BIST 9.420
DOLAR 34,37
EURO 36,33
ALTIN 2.832,00
HABER /  GÜNCEL

Dink ailesinin itirazına ret!

Dink ailesinin, Hrant Dink'i İstanbul Valiliği'nde uyardıkları ileri sürülen 2 MİT görevlisi hakkında verilen takipsizlik kararına itirazları reddedildi

Abone ol

Sincan 1. Ağır Ceza Mahkemesi Başkanı Süleyman Savut ile üyeler Şenel Altınay ve Jale Tetik'in verdiği kararda, Dink ailesinin şikayeti üzerine Ankara Cumhuriyet Başsavcılığının 2 MİT görevlisi hakkında, "görevi kötüye kullanma" suçundan yürüttüğü soruşturmada takipsizlik kararı verdiği belirtildi.

Kararda, şunlar kaydedildi:

"CMK'nın 172. maddesinde 'Cumhuriyet Savcısı, soruşturma evresi sonunda, kamu davasının açılması için yeterli şüphe oluşturacak delil elde edilememesi veya kovuşturma olanağının bulunmaması hallerinde kovuşturmaya yer olmadığına karar verir. Kovuşturmaya yer olmadığına karar verildikten sonra yeni delil meydana çıkmadıkça, aynı fiilden dolayı kamu davası açılamaz' hükmü yer almakta olup, yeni delil meydana çıkması halinde aynı fiilden dolayı kamu davası açılabileceği muhakkaktır.

Dosya kapsamına göre kovuşturmaya yer olmadığına dair kararın usul ve yasaya uygun olduğu, itiraz nedenlerinin yerinde olmadığı anlaşılmakla, itirazın reddine karar vermek gerekmiştir."

DİNK AİLESİNİN SUÇ DUYURUSU

Dink ailesi, Agos gazetesinde yayımlanan "Atatürk'ün manevi kızı Sabiha Gökçen'in yetimhaneden alınmış bir Ermeni kızı olduğu" iddiasındaki haber üzerine gazeteci Hrant Dink'i İstanbul Valiliğinde "uyardıkları" ileri sürülen 2 MİT görevlisi hakkında suç duyurusunda bulunmuştu.
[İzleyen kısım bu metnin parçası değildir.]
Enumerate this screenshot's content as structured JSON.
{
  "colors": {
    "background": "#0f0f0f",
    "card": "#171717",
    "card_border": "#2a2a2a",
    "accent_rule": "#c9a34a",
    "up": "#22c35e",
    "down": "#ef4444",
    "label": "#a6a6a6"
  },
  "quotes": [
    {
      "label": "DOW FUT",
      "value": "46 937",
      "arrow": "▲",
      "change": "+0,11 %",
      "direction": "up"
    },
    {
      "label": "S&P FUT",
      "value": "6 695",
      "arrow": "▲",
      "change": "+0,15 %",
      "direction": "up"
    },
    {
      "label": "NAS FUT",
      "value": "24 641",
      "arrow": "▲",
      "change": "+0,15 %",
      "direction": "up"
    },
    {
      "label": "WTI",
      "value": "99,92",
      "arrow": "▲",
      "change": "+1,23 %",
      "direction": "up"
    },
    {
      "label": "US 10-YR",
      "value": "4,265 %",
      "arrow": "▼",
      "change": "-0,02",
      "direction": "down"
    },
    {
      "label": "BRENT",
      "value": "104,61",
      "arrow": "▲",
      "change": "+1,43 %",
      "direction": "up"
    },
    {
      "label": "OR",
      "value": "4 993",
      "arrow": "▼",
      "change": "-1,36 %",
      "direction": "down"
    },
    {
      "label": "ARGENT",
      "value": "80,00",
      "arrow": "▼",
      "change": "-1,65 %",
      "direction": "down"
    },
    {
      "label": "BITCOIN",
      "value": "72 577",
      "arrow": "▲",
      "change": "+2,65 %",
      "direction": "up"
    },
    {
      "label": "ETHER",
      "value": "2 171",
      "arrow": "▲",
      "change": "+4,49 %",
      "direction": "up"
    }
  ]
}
Ankara Cumhuriyet Savcısı Murat Demir, soruşturma sonucunda, "şüphelilerin eylemlerinin görevi ihmal ve görevi kötüye kullanma mahiyetinde olduğu, ancak ceza zaman aşımı süresinin dolması nedeniyle 'kovuşturmaya yer olmadığına karar' verildiğini" belirtmişti.

Kararda, suç tarihi olarak, şüphelilerin Dink ile İstanbul Valiliğinde görüştükleri 24 Şubat 2004 esas alınmıştı. Dink ailesi ise bu karara, Sincan Ağır Ceza Mahkemesi nezdinde itirazda bulunarak, "kovuşturmaya yer olmadığına dair kararın" kaldırılmasını istemişti.

İtirazda, şüphelilerin TCK'nın 83. maddesinde düzenlenen "Kasten öldürmenin ihmali davranışla işlenmesi" suçu gereğince cezalandırılmaları talep edilmişti.

Suç tarihinin 19 Ocak 2007 ve öncesi olması gerektiği savunulan itirazda, şunlar kaydedilmişti: "Şüphelilere isnat edilen suç (ani) anlık bir suç değil temadi eden bir suçtur. Savcılık, suç tarihi olarak, şüphelilerin Hrant Dink ile İstanbul Valiliğinde görüştükleri tarihi, yani 24 Şubat 2004'ü esas almış, şüphelilerin hukuka aykırı hareketlerinin meydana getirdiği sonucun bu tarihte son bulduğunu varsaymıştır. Oysa şüphelilerin suç oluşturan (ihmali) hareketleri, Hrant Dink'in öldürüldüğü 19 Ocak 2007'ye kadar devam etmiştir. Yani temadi bu tarihe kadar devam etmiştir."